Increasing carbon dioxide in the atmosphere to improve climate change seems paradoxical, but Stanford researchers argue that new tech and the promise of bottom line profits could coax big industry into getting greener. A new study proposes a more pragmatic approach to greenhouse gases, along with a financial lure to maximize compliance.

Carbon dioxide isn't exactly something that we've been encouraged to release. However, much more dangerous in terms of driving climate change is methane. That's a far more potent greenhouse gas.

What the Stanford-led project suggests, therefore, is a trade-off. Convert methane into carbon dioxide, it's theorized, and while the latter would increase, the overall net impact would be a benefit to the climate. It would also mean that processes which create methane emissions, like cultivating cattle or rice fields, could continue, because those emissions could be offset elsewhere.

The technique relies on zeolite, a crystalline material made up primarily of aluminum, silicon, and oxygen. It could be applied like a methane-soaking sponge, the Stanford team suggests. They've even come up with a way to make it financially viable.

One possibility is a huge, fan-driven assembly, which would force air through a series of "tumbling chambers or reactors" within which there'd be powdered or pelletized zeolites along with other catalysts. Methane would be trapped by them, and then heated to release carbon dioxide.

Carbon offsetting could be implemented to encourage adoption, the researchers suggest. With predictions suggesting such offsets could be worth in excess of $500 per ton later in the century, a ton of methane removed from the atmosphere could work out to being worth more than $12,000. That way, a zeolite array sized like a football field could be worth millions of dollars each year in income.

Approximately 60-percent of methane is generated by humans, and it's currently in atmospheric concentrations roughly 2.5x greater than it was in pre-industrial levels.

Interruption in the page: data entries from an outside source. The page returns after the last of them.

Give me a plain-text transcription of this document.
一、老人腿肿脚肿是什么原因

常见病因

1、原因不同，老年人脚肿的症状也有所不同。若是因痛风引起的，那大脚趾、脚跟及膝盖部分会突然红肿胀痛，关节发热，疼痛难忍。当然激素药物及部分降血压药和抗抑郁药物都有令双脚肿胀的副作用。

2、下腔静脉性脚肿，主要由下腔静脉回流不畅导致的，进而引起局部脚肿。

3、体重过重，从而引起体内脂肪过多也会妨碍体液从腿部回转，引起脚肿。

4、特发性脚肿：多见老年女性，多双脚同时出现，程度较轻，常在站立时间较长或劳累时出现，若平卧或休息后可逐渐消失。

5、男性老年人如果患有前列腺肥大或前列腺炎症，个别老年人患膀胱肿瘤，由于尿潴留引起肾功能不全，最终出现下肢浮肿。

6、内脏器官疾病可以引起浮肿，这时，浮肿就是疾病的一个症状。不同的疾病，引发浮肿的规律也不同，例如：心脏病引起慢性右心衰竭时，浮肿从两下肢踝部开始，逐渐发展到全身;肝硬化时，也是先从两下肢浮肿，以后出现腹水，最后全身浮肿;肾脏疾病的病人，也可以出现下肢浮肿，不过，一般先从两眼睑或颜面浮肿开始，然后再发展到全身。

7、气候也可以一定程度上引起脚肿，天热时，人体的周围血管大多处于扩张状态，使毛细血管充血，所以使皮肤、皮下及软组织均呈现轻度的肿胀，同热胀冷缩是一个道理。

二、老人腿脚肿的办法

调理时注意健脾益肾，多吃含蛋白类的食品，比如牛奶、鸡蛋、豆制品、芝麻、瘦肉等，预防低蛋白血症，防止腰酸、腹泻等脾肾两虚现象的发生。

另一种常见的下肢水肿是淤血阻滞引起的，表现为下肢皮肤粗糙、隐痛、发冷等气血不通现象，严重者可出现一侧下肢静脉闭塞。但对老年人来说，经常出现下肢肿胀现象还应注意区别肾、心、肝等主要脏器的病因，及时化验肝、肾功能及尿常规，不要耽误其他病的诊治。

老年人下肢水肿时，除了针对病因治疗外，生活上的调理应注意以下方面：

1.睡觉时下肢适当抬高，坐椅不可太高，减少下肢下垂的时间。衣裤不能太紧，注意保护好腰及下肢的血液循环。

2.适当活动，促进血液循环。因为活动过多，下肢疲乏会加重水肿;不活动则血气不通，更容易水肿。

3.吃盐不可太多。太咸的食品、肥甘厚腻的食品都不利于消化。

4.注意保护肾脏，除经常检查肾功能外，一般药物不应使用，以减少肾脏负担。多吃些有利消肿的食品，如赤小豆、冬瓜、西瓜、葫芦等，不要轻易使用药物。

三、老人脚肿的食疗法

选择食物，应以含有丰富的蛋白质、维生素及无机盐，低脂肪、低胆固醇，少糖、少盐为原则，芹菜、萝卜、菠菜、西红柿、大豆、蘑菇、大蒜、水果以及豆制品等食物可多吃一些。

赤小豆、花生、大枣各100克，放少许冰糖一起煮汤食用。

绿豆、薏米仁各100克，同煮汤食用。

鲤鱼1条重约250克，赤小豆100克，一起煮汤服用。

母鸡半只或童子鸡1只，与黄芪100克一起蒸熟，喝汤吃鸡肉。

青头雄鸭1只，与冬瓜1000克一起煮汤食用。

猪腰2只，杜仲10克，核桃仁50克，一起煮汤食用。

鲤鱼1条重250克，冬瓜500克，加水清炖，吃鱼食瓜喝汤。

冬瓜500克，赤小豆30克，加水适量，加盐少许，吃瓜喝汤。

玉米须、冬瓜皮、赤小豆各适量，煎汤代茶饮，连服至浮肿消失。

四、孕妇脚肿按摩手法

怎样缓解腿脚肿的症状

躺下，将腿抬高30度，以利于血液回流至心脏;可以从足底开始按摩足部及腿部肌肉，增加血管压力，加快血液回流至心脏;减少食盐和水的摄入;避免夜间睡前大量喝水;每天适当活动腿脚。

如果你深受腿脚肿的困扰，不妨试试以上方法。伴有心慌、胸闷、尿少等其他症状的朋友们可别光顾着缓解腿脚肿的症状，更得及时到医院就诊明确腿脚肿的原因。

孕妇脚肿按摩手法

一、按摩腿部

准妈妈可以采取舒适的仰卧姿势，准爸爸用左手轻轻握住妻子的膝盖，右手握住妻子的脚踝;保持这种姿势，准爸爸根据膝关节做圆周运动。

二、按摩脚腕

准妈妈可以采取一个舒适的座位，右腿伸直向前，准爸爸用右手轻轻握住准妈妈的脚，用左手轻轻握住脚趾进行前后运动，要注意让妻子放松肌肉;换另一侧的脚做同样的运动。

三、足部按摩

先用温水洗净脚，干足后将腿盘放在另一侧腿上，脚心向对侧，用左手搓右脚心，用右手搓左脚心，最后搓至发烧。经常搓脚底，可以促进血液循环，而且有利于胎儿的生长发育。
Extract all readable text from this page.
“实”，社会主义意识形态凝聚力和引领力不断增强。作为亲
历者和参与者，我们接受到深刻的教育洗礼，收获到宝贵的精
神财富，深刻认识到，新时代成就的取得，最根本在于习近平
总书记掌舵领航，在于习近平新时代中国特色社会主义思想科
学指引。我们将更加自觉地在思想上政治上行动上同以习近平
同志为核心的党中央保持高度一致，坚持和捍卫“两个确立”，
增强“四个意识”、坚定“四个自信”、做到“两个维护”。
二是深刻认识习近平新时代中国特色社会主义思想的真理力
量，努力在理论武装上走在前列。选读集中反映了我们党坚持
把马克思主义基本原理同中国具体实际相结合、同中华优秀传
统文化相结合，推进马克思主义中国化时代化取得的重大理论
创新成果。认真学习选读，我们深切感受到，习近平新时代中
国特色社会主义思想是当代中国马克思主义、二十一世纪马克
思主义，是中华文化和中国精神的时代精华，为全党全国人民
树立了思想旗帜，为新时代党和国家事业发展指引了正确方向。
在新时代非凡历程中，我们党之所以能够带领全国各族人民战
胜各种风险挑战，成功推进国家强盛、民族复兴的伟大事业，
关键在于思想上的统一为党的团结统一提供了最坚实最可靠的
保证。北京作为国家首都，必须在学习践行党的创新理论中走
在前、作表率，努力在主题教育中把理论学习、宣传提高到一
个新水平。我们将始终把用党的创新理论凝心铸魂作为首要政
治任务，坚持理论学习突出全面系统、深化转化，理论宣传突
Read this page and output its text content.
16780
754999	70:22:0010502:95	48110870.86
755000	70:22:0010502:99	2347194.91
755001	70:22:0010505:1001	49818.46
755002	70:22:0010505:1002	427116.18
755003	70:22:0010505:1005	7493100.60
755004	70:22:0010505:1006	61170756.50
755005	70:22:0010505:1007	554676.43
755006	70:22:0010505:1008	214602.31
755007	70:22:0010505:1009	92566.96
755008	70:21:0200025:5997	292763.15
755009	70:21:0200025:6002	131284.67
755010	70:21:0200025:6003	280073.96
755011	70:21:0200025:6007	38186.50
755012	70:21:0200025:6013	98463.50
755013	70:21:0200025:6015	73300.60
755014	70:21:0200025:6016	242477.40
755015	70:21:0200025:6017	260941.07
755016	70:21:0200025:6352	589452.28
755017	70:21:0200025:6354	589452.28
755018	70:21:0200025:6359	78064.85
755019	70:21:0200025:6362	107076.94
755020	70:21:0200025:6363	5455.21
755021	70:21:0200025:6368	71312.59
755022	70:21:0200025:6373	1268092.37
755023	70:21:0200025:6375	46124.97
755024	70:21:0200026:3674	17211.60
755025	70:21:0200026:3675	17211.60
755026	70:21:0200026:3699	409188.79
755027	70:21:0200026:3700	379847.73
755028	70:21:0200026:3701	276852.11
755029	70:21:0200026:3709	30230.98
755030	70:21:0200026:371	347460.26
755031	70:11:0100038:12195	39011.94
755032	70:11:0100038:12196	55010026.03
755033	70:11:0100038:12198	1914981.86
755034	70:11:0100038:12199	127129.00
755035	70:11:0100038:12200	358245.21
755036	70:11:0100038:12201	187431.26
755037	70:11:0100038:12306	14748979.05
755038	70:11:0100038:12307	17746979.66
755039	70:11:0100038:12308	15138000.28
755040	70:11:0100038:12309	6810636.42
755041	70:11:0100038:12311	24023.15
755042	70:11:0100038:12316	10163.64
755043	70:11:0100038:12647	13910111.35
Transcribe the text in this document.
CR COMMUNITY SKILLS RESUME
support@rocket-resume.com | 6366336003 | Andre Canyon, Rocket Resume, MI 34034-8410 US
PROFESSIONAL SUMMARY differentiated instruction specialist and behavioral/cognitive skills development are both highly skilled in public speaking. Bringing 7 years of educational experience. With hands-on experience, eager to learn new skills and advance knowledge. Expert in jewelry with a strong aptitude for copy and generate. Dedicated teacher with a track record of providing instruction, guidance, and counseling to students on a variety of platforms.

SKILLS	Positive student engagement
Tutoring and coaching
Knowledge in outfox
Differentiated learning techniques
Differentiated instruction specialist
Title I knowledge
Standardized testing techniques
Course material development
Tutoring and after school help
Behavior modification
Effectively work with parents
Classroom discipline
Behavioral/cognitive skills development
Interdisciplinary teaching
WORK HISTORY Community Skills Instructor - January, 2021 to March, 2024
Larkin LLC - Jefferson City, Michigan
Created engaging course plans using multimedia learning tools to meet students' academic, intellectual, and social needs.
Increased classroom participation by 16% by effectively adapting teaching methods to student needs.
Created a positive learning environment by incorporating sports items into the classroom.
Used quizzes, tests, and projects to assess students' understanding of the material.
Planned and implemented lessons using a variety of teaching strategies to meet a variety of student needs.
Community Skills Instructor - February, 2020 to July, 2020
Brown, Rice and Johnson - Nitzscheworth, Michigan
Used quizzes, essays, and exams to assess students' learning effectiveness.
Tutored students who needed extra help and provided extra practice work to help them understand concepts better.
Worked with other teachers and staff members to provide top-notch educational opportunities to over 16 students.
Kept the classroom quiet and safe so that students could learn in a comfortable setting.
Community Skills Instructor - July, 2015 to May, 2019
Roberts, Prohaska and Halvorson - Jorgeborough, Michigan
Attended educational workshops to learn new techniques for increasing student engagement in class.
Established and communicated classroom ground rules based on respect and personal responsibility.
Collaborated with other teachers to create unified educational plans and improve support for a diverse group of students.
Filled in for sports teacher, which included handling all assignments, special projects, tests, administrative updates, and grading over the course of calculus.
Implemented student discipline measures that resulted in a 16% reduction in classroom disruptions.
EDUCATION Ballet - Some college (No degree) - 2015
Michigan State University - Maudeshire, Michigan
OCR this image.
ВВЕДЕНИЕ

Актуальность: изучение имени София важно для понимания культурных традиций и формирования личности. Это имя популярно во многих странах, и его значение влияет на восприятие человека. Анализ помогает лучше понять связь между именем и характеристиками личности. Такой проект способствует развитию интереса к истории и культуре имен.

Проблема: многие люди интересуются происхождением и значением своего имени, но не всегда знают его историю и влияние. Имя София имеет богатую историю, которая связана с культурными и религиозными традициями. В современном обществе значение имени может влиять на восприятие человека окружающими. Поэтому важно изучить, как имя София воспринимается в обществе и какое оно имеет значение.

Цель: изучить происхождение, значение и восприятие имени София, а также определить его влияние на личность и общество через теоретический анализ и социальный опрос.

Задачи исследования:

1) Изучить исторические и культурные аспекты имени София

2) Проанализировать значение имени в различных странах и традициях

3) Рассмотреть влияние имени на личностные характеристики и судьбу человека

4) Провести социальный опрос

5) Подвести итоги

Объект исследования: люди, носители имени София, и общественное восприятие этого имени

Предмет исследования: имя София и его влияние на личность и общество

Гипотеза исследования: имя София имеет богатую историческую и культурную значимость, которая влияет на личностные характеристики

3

While still outweighed in volume by carbon dioxide, atmospheric methane lands a heavier punch in terms of climate change. According to the study, methane has 84 times the potency for climate system warming in the first 20 years post-release, versus carbon dioxide.

Turning back the clock on carbon dioxide was always going to be a challenge. Indeed, even if plans to remove hundreds of billions of tons of CO2 were successful, it would still leave the atmosphere with higher levels than in pre-industrial times. "In contrast," Rob Jordan, of the Stanford Woods Institute for the Environment, writes, "methane concentrations could be restored to pre-industrial levels by removing about 3.2 billion tons of the gas from the atmosphere and converting it into an amount of carbon dioxide equivalent to a few months of global industrial emissions."

Encouraging industries to adopt green technologies and policies has been an uphill struggle. Whether such players could be encouraged to be more green by adding a significant financial incentive remains to be seen.